Non possiamo sopportare che il presidente della repubblica creda di consolare le famiglie definendo “martiri” le vittime, ignorando che questa parola, nella sua bocca, suona come un insulto. Martiri di cosa? Vorremmo proprio saperlo, quando l’unica cosa che sembra contare è la sua ossessione di regnare, di trasmettere la carica per via ereditaria, disprezzando le speranze di un popolo che, suo malgrado, è costretto a servire i piani di paesi stranieri. Sono morti, i nostri morti, signor presidente. E di una morte orribile.
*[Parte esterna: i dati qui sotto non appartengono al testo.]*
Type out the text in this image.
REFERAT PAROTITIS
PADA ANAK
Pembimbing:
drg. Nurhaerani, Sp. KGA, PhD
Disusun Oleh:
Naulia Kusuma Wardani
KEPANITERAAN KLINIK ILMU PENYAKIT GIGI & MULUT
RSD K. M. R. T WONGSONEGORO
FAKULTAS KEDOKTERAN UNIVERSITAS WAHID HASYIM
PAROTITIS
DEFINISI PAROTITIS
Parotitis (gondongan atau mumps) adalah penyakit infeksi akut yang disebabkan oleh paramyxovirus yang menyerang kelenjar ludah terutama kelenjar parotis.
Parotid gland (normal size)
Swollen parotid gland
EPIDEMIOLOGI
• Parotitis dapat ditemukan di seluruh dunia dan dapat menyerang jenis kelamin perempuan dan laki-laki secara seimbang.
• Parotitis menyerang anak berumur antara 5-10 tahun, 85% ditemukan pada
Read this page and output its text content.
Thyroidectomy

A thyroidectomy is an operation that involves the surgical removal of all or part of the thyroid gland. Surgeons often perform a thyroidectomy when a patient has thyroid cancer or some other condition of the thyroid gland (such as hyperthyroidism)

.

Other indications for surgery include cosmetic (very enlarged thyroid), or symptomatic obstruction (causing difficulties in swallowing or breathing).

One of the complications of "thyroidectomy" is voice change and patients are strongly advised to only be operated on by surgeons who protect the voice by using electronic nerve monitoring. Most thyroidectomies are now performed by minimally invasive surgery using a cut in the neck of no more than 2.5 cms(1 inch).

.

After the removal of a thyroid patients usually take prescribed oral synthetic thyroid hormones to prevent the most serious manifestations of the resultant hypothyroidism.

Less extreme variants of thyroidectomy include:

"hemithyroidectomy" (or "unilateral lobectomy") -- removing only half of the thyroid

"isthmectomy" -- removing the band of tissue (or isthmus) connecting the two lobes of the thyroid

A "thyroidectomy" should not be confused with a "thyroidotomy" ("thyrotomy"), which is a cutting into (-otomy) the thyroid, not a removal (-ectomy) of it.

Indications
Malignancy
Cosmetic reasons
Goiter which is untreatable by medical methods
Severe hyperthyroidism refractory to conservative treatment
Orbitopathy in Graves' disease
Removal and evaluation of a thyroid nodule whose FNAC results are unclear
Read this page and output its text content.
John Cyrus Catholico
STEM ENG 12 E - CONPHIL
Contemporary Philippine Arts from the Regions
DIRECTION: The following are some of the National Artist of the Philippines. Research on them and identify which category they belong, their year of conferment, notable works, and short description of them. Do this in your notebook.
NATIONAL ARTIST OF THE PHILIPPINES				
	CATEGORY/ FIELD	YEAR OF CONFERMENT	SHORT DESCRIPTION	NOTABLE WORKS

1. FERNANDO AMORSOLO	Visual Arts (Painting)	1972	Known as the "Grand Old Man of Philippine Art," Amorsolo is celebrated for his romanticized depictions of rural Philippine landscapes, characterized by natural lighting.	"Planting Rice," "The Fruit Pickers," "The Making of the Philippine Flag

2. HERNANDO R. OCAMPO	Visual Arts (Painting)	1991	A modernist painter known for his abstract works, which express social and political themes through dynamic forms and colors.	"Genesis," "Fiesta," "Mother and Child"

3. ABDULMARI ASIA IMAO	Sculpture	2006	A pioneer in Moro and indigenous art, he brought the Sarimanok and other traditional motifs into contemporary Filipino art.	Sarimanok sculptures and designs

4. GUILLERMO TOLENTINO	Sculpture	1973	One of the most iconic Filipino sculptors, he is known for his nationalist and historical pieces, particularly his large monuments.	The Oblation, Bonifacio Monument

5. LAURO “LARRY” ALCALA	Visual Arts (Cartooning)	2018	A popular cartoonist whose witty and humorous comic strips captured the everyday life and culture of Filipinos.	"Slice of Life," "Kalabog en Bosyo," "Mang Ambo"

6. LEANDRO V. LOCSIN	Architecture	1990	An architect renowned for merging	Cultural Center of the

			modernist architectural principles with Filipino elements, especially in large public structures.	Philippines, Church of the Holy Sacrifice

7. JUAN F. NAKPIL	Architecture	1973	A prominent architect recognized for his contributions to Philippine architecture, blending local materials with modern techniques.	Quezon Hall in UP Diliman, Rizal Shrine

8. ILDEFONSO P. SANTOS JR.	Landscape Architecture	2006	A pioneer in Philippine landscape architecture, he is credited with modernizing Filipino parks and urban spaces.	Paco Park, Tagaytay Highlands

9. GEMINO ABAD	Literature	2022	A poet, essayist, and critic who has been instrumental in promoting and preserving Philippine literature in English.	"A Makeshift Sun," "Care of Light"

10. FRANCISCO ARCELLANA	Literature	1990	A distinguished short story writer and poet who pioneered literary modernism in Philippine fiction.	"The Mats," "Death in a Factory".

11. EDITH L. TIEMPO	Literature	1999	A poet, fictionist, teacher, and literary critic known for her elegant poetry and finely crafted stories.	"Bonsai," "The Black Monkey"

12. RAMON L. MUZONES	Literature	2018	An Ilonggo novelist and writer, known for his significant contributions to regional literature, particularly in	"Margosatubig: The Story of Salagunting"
Nessuna promessa di paradiso o risarcimento divino ci consolerà per questo dolore.
Tra loro ci sono dei giovani, degli artisti, delle persone, come l’architetto Jean-Marc Bonfils, il cui talento serviva al Libano molto più delle menzogne e della propaganda. Persone che, come Marion Hochar, coglievano la durezza di questo paese con finezza, mescolando umorismo, la loro infinita cultura e la loro creatività. Ma non facevano parte di quel genere di cittadini che conta, giusto? Il cittadino ideale, secondo i vostri criteri, è quello che considerate il vostro successore: senza istruzione, stupido, senza altra ambizione che farvi da zerbino.
Diciamo “presidente”, ma di presidenti ne abbiamo avuti almeno tre della stessa pasta. Non ne abbiamo mai visto uno per le strade. Nessuno si è degnato di sporcarsi le scarpe e affrontare il cataclisma di cui è in parte responsabile. Sicuramente si fregano già le mani al pensiero degli aiuti che dovrebbero arrivare, dopo che l’infinità di sventure che c’infliggono ha ormai suscitato la commozione anche negli angoli più remoti del pianeta. Sicuramente stanno già pensando a come spartirseli.
Ditegli che non abbiamo più coraggio. Ditegli che non saremo mai più resilienti. Ditegli che siamo animati da una collera omerica. Ditegli che è meglio il vuoto della loro presenza abietta. E ditegli che le folle estenuate preparano già le forche, se non se ne andranno di loro spontanea volontà.
(Traduzione di Federico Ferrone)
Questo articolo è stato pubblicato sul giornale libanese L’Orient-Le Jour.
Il 4 agosto un’enorme esplosione ha devastato la zona portuale di Beirut. A causarla sarebbero state quasi tremila tonnellate di nitrato di ammonio, un composto chimico usato come fertilizzante ma anche per produrre esplosivi. Interi edifici sono stati sventrati. Cinquemila persone sono rimaste ferite e 137 sono morte. Il 5 agosto le autorità libanesi hanno messo ai domiciliari i funzionari portuali della capitale. La presenza del nitrato di ammonio era stata segnalata anni fa all’autorità portuale. Secondo il New York Times il materiale sarebbe stato sequestrato nel 2013. Era trasportato dalla nave Rhosus, partita dalla Georgia e diretta in Mozambico, ed era destinato a un’azienda che si occupa di esplosivi industriali. Tuttavia l’armatore della Rhosus non aveva abbastanza soldi per pagare il passaggio attraverso il canale di Suez e la nave fu costretta a fermarsi a Beirut. Fu sequestrata perché anche lì non pagava le spese per la sosta. L’agenzia doganale libanese avvertì ripetutamente del pericolo legato al carico, ma nessuno fece niente, se non spostarlo in un magazzino.